Microsoft may have accidentally tipped users off to its plans to integrate banner ads into the Windows 11 File Explorer as part of a botched update.
The revelation was discovered by Twitter user Florian Beaubois, a Windows 11 user that also holds a Microsoft MVP certificate. In a tweet, Beaubois noted "Some people will go mad if Microsoft starts adding ads in explorer," and showed an image he captured of a banner ad appearing at the top of a File Explorer window.
The ad in question read "Write with confidence across documents, email, and the web with advanced writing suggestions from Microsoft Editor." It also included a "Learn more" button and an "X," presumably to dismiss it.
The tweet immediately earned considerable attention, like most discoveries of ads showing up in traditionally ad-free software do. Microsoft quickly responded to Beaubois' discovery, with senior program manager Brandon LeBlanc, telling The Verge "This was an experimental banner that was not intended to be published externally and was turned off."
As The Verge itself noted, LeBlanc's statement did not in any way preclude the possibility that the experimental banner will make a return in the future.
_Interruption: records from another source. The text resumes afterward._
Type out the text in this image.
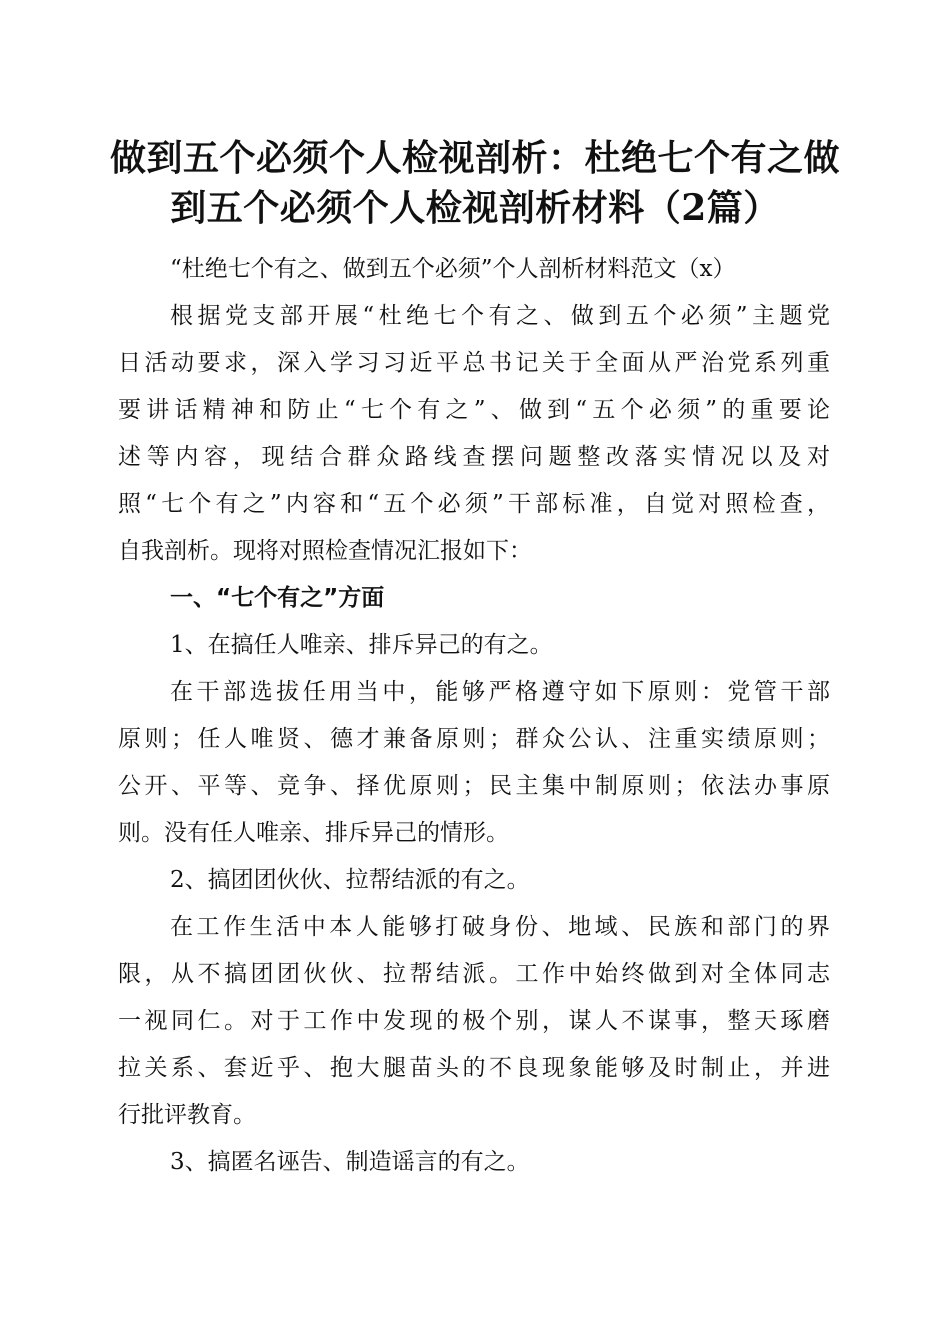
做到五个必须个人检视剖析：杜绝七个有之做
到五个必须个人检视剖析材料（2篇）

“杜绝七个有之、做到五个必须”个人剖析材料范文（x）

根据党支部开展“杜绝七个有之、做到五个必须”主题党
日活动要求，深入学习习近平总书记关于全面从严治党系列重
要讲话精神和防止“七个有之”、做到“五个必须”的重要论
述等内容，现结合群众路线查摆问题整改落实情况以及对
照“七个有之”内容和“五个必须”干部标准，自觉对照检查，
自我剖析。现将对照检查情况汇报如下：

一、“七个有之”方面

1、在搞任人唯亲、排斥异己的有之。

在干部选拔任用当中，能够严格遵守如下原则：党管干部
原则；任人唯贤、德才兼备原则；群众公认、注重实绩原则；
公开、平等、竞争、择优原则；民主集中制原则；依法办事原
则。没有任人唯亲、排斥异己的情形。

2、搞团团伙伙、拉帮结派的有之。

在工作生活中本人能够打破身份、地域、民族和部门的界
限，从不搞团团伙伙、拉帮结派。工作中始终做到对全体同志
一视同仁。对于工作中发现的极个别，谋人不谋事，整天琢磨
拉关系、套近乎、抱大腿苗头的不良现象能够及时制止，并进
行批评教育。

3、搞匿名诬告、制造谣言的有之。
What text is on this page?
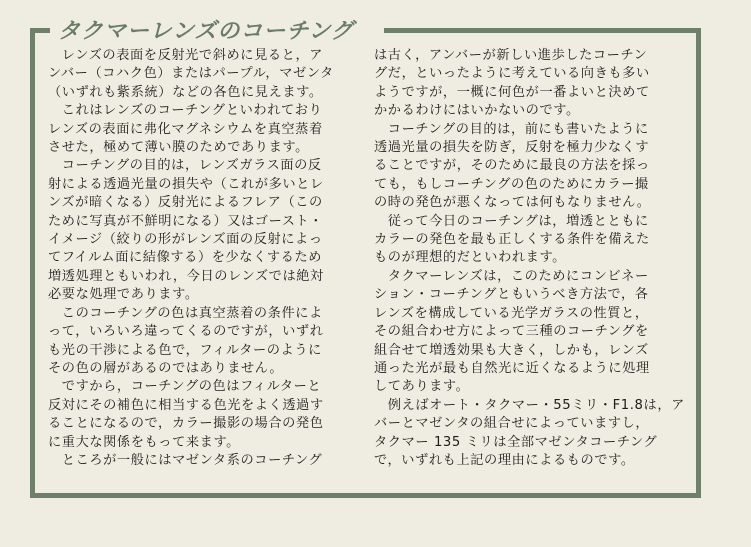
タクマーレンズのコーチング

　レンズの表面を反射光で斜めに見ると，ア

ンバー（コハク色）またはパープル，マゼンタ

（いずれも紫系統）などの各色に見えます。

　これはレンズのコーチングといわれており

レンズの表面に弗化マグネシウムを真空蒸着

させた，極めて薄い膜のためであります。

　コーチングの目的は，レンズガラス面の反

射による透過光量の損失や（これが多いとレ

ンズが暗くなる）反射光によるフレア（この

ために写真が不鮮明になる）又はゴースト・

イメージ（絞りの形がレンズ面の反射によっ

てフイルム面に結像する）を少なくするため

増透処理ともいわれ，今日のレンズでは絶対

必要な処理であります。

　このコーチングの色は真空蒸着の条件によ

って，いろいろ違ってくるのですが，いずれ

も光の干渉による色で，フィルターのように

その色の層があるのではありません。

　ですから，コーチングの色はフィルターと

反対にその補色に相当する色光をよく透過す

ることになるので，カラー撮影の場合の発色

に重大な関係をもって来ます。

　ところが一般にはマゼンタ系のコーチング

は古く，アンバーが新しい進歩したコーチン

グだ，といったように考えている向きも多い

ようですが，一概に何色が一番よいと決めて

かかるわけにはいかないのです。

　コーチングの目的は，前にも書いたように

透過光量の損失を防ぎ，反射を極力少なくす

ることですが，そのために最良の方法を採っ

ても，もしコーチングの色のためにカラー撮

の時の発色が悪くなっては何もなりません。

　従って今日のコーチングは，増透とともに

カラーの発色を最も正しくする条件を備えた

ものが理想的だといわれます。

　タクマーレンズは，このためにコンビネー

ション・コーチングともいうべき方法で，各

レンズを構成している光学ガラスの性質と，

その組合わせ方によって三種のコーチングを

組合せて増透効果も大きく，しかも，レンズ

通った光が最も自然光に近くなるように処理

してあります。

　例えばオート・タクマー・55ミリ・F1.8は，ア

バーとマゼンタの組合せによっていますし，

タクマー 135 ミリは全部マゼンタコーチング

で，いずれも上記の理由によるものです。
This means it's entirely possible Windows 11's File Explorer might serve as a new venue for Microsoft advertising.
If this does become the case, it won't exactly be unprecedented. Microsoft has run ads across multiple Windows generations in locations like the lock screen, start menu, taskbar, and even in Windows 10's own File Explorer. It must be said that most of these ad placements also earned considerable ire, despite generally being easy to close or dismiss.
Also: Windows 11 FAQ: Our upgrade guide and everything else you need to know
For most of its existence, Windows was exclusively paid software. Now that Microsoft has provided several generations of free, sequential upgrades for the operating system, it might not be surprising that it's exploring new methods of revenue generation that leverage the OS.
Windows 11 users will have to wait and see if the apparent backlash from this accidental discovery is enough to discourage Microsoft from moving forward with any plans to permanently bring banner ads to File Explorer.